Demands for commercial sex have created a growing market of sex tourism and human trafficking in the United States, with an estimated 100,000 to 300,000 U.S. children at risk of becoming victims of sexual exploitation, according to a new report.
“DEMAND” is both a video documentary and comprehensive report on a 12-month investigation conducted by Shared Hope International (SHI). Based in Vancouver, Wash., SHI is a nonprofit organization that compiled the information in an effort to understand and bring an end to human trafficking.
Atlanta, Las Vegas and Washington, D.C., were chosen for study in the United States because of their high tourism draw and population of troubled teens, which make them ideal destinations for sex tourists.
“U.S. citizens and legal permanent residents under the age of 18 are increasingly being recruited into the commercial sex markets,” the report says.
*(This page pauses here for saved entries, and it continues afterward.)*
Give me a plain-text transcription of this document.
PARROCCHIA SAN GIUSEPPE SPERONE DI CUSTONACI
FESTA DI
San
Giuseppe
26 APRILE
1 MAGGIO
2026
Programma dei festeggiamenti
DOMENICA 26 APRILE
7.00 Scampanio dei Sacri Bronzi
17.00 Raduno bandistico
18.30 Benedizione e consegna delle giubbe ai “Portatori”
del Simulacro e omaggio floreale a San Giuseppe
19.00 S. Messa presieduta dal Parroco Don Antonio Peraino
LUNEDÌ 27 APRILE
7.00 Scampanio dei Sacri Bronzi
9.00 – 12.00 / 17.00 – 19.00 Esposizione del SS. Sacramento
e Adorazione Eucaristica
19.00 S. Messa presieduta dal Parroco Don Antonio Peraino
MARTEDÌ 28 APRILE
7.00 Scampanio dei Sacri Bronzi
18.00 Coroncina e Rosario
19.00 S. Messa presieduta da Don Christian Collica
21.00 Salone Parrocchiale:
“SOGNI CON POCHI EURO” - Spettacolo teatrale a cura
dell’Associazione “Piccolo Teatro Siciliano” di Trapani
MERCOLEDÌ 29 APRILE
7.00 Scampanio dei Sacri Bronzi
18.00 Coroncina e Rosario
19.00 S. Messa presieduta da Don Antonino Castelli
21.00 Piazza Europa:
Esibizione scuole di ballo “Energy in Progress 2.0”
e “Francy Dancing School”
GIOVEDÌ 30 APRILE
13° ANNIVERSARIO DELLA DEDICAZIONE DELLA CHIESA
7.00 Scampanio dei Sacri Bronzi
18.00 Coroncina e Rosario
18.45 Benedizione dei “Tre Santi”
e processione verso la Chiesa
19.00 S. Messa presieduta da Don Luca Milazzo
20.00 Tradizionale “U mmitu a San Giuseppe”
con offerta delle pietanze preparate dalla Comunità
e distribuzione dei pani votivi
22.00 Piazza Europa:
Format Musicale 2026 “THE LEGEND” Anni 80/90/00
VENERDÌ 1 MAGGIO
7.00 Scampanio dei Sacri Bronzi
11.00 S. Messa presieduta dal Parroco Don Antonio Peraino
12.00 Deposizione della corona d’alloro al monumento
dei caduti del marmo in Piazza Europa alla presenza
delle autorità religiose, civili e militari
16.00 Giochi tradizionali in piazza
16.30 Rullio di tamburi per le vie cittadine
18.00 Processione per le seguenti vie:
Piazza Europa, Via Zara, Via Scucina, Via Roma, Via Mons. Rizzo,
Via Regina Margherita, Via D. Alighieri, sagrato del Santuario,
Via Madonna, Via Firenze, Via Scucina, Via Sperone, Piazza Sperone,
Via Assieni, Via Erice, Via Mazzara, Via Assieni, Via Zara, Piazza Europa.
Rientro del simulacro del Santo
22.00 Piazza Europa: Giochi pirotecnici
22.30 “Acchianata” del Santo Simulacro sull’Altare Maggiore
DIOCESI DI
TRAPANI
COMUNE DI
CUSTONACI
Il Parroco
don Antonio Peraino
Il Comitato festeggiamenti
Runaway children and underage American women are among the most common victims of human trafficking.
“People talk about how awful it is that in a place like Nepal, or in Thailand, you can have a people or a country who can allow their children to be sold, but the reality is it’s no different in Washington, D.C.,” says Derek Ellerman, co-founder of the Polaris Project, an organization that serves both U.S. and foreign victims of human trafficking through crisis hotlines, housing and legislation, in the documentary.
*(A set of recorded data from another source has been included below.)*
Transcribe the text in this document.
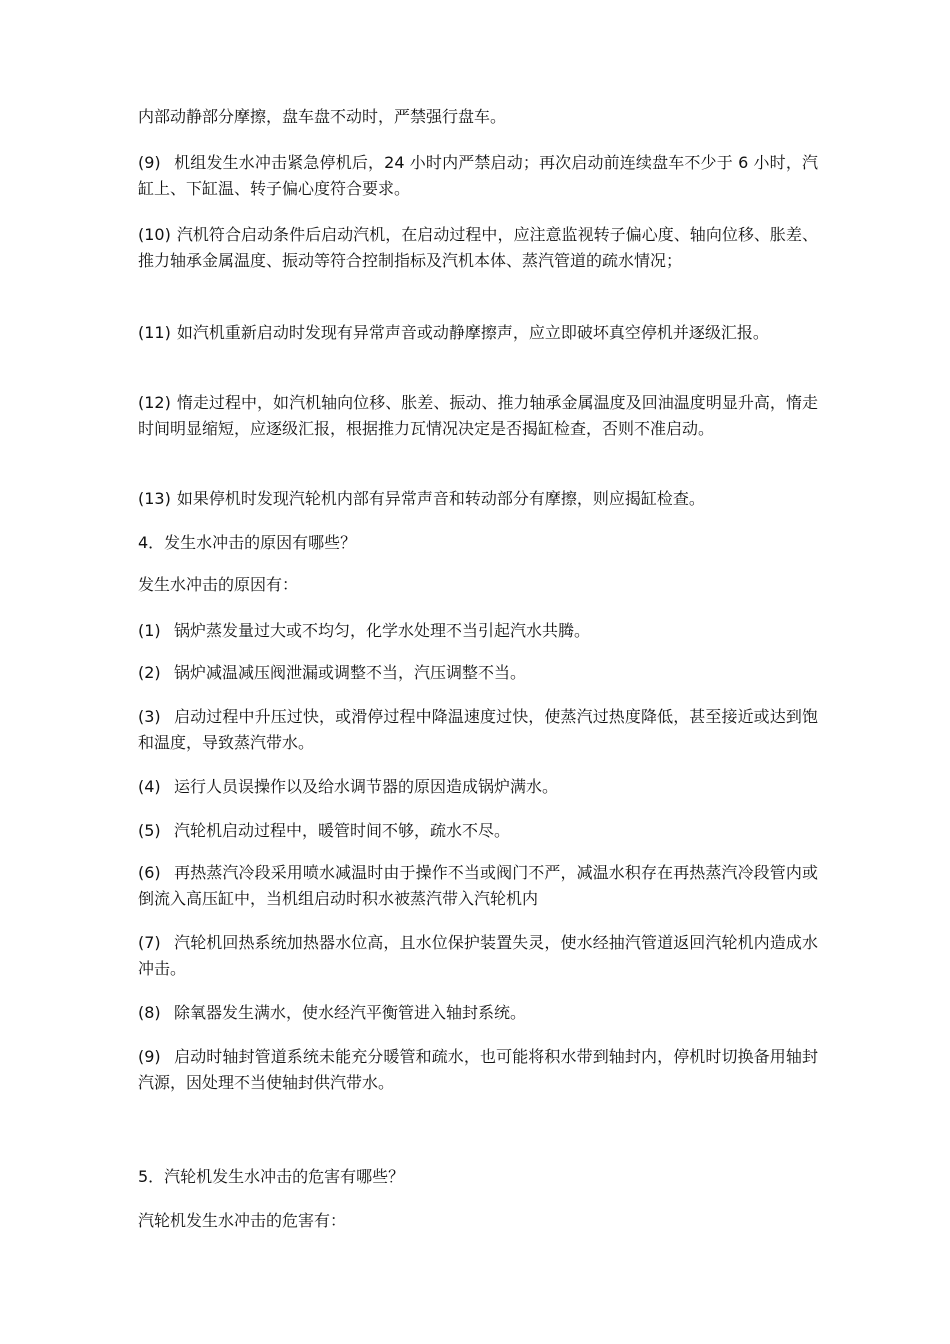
内部动静部分摩擦，盘车盘不动时，严禁强行盘车。

(9) 机组发生水冲击紧急停机后，24 小时内严禁启动；再次启动前连续盘车不少于 6 小时，汽缸上、下缸温、转子偏心度符合要求。

(10) 汽机符合启动条件后启动汽机，在启动过程中，应注意监视转子偏心度、轴向位移、胀差、推力轴承金属温度、振动等符合控制指标及汽机本体、蒸汽管道的疏水情况；

(11) 如汽机重新启动时发现有异常声音或动静摩擦声，应立即破坏真空停机并逐级汇报。

(12) 惰走过程中，如汽机轴向位移、胀差、振动、推力轴承金属温度及回油温度明显升高，惰走时间明显缩短，应逐级汇报，根据推力瓦情况决定是否揭缸检查，否则不准启动。

(13) 如果停机时发现汽轮机内部有异常声音和转动部分有摩擦，则应揭缸检查。

4．发生水冲击的原因有哪些？

发生水冲击的原因有：

(1) 锅炉蒸发量过大或不均匀，化学水处理不当引起汽水共腾。

(2) 锅炉减温减压阀泄漏或调整不当，汽压调整不当。

(3) 启动过程中升压过快，或滑停过程中降温速度过快，使蒸汽过热度降低，甚至接近或达到饱和温度，导致蒸汽带水。

(4) 运行人员误操作以及给水调节器的原因造成锅炉满水。

(5) 汽轮机启动过程中，暖管时间不够，疏水不尽。

(6) 再热蒸汽冷段采用喷水减温时由于操作不当或阀门不严，减温水积存在再热蒸汽冷段管内或倒流入高压缸中，当机组启动时积水被蒸汽带入汽轮机内

(7) 汽轮机回热系统加热器水位高，且水位保护装置失灵，使水经抽汽管道返回汽轮机内造成水冲击。

(8) 除氧器发生满水，使水经汽平衡管进入轴封系统。

(9) 启动时轴封管道系统未能充分暖管和疏水，也可能将积水带到轴封内，停机时切换备用轴封汽源，因处理不当使轴封供汽带水。

5．汽轮机发生水冲击的危害有哪些？

汽轮机发生水冲击的危害有：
The report also focuses on the market aspects of the “multi-billion dollar industry,” specifically the society that generates such high volumes of buyers of commercial sex.
“As the culture continues to normalize sexual images and activities, the markets grow,” the study says. “The sexualized popular culture … reduces the moral barriers to accessing commercial sex.”
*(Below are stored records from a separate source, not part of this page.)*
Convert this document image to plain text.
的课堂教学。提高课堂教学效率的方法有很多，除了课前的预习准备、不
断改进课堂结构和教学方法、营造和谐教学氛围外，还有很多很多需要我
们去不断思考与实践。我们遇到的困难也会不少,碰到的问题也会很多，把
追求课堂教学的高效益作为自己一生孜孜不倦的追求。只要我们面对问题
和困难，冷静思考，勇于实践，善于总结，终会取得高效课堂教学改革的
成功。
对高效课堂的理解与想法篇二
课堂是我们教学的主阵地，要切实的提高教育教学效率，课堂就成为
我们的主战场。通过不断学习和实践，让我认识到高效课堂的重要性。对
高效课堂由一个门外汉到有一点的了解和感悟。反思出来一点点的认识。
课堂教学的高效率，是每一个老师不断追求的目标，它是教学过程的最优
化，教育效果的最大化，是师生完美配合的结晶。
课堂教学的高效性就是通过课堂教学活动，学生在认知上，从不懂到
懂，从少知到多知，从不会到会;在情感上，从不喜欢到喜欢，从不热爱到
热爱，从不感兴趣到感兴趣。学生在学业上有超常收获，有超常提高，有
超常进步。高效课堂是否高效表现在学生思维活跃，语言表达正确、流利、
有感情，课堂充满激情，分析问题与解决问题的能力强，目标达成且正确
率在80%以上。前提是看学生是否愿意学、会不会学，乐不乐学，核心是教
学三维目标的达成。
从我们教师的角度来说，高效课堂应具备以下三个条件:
Advertisements, television and music, along with video games that “[glamorize] pimping and prostitution,” seem to be the culprits, quickly expanding an already large industry, the study says.
The United States, the report says, presents a unique challenge to those combating the sex slave industry: Most Americans are wired.
“With nearly 70 percent of Americans accessing the Internet, the accessibility to commercial sex markets on the Internet is staggering,” the report said. The Web facilitates arrangements for prostitution.
A variety of government agencies and nongovernmental organizations (NGOs) have dedicated themselves to creating legislation that assists victims and increases enforcement. One of those laws is the federal Trafficking Victims Protection Act. The FBI, in conjunction with the National Center for Missing & Exploited Children, has also created the Innocence Lost Task Forces to infiltrate and apprehend traffickers.
But there is still a need for shelters for recovering victims.
SHI’s commitment to reducing the number of victims who are pulled into human trafficking focuses on one area: demand.
“Too often, police enforcement has focused on the prostitute, with practically no attention given at all to prosecuting the traffickers and so-called customers,” said Barrett Duke, vice president of public policy for the Ethics & Religious Liberty Commission. “As long as demand exists, there will be unscrupulous people who will be willing to traffic human beings to meet it.”
Awareness is one way SHI hopes to decrease the demand, by revealing the tragedy behind the market. “If there were no buyers, there would be no sellers, and there would be no victims,” the documentary says.